Se acerca el fin del verano y entran a caer mis alumnos. Me queda menos tiempo libre pero lo aprovecho mejor porque ya encontré la punta del ovillo. Llega el día de la exposición de Alejandro y paso un rato a saludarlo. Me abraza dulcemente, cuando llego y cuando me voy, pero casi ni hablo con él. Pasan varios días en que me muero de ganas de que me llame. Pienso que lo que deseamos nunca se produce cuando lo estamos esperando, y cuando dejamos de esperarlo generalmente tampoco.

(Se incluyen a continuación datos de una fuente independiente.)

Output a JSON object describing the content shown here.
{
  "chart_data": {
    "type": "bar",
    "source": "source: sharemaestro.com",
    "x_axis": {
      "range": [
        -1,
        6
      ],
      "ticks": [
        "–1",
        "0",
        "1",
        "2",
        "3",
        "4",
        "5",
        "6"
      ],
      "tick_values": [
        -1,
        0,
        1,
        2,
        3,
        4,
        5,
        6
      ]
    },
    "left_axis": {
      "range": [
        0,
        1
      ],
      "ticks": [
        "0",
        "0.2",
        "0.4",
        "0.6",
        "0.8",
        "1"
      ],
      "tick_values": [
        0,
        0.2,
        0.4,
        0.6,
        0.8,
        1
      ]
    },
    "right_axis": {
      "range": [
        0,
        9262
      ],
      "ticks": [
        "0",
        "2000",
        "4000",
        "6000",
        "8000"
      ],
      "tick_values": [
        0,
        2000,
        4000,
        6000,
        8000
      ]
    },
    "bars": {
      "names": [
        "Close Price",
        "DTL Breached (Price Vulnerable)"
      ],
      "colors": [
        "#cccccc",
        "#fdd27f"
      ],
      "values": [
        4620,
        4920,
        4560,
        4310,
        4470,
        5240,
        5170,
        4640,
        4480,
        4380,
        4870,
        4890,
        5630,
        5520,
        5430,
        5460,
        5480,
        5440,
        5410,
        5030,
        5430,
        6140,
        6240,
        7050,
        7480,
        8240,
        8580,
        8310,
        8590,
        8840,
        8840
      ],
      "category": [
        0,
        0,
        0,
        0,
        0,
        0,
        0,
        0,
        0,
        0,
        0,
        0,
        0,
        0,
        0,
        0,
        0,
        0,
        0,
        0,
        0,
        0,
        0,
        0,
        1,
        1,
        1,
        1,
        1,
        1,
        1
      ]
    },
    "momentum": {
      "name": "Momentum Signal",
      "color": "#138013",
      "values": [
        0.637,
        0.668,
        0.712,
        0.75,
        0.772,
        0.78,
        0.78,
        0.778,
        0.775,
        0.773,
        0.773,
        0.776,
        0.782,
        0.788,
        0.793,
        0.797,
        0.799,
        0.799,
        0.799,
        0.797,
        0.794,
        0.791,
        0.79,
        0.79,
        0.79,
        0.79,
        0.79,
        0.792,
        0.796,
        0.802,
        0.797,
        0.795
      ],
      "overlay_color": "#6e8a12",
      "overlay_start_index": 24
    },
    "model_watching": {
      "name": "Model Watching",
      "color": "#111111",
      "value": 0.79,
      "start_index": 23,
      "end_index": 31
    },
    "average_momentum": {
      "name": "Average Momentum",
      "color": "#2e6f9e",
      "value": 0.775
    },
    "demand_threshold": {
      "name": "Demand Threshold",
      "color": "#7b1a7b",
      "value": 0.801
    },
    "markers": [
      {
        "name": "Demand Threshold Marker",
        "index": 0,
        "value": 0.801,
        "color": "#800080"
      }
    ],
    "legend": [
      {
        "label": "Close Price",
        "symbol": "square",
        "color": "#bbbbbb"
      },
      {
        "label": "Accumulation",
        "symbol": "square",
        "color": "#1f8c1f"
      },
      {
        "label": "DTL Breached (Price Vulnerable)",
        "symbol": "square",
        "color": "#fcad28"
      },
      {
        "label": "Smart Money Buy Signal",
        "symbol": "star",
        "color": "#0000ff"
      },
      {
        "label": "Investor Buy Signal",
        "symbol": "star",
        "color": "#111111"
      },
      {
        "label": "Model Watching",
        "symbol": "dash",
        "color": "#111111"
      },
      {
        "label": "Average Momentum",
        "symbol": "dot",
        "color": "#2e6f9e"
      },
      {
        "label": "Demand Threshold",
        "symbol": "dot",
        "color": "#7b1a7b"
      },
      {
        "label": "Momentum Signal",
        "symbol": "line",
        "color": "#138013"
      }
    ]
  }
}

Días antes del comienzo del otoño recibo una carta de los organizadores de la Bienal. No sólo aceptan exponer mis esculturas sino que me premiaron una. Estoy tan eufórica que llamo a todo el mundo: a Carmen, a Claudia, a Sandra, a mis viejos, a mis amigos, a mis tíos; llamo, también, a Alejandro, y le dejo un mensaje. Me llama un par de días más tarde para felicitarme. Me dice que está con quilombos de laburo, pero que me llama en la semana para vernos. Pasa esa semana, y otra, y otra. Pasan los primeros fríos otoñales y vuelve el calor, parece casi el verano. Un atardecer me tomo el 55 y cuando dobla en la placita de Serrano nos veo. Estamos en la misma mesa junto al mismo árbol y somos nosotros, no hay duda: somos iguales, estamos en las mismas posiciones, hasta tenemos la misma ropa que aquella noche, y conversamos animadamente. Me acuerdo de todos los que se vieron a sí mismos, de Angel Cicatriz me acuerdo y de Stephen Dedalus and the man in the macintosh. Alguien debe de estar dibujando mi recorrido con una hilera de luces titilante sobre una pantalla. Si es así, esa persona está tan comprometida con la historia que no quiere cerrarla: quiere darnos la oportunidad de reescribirla, pero no me la está dando a mí, sino a una imagen.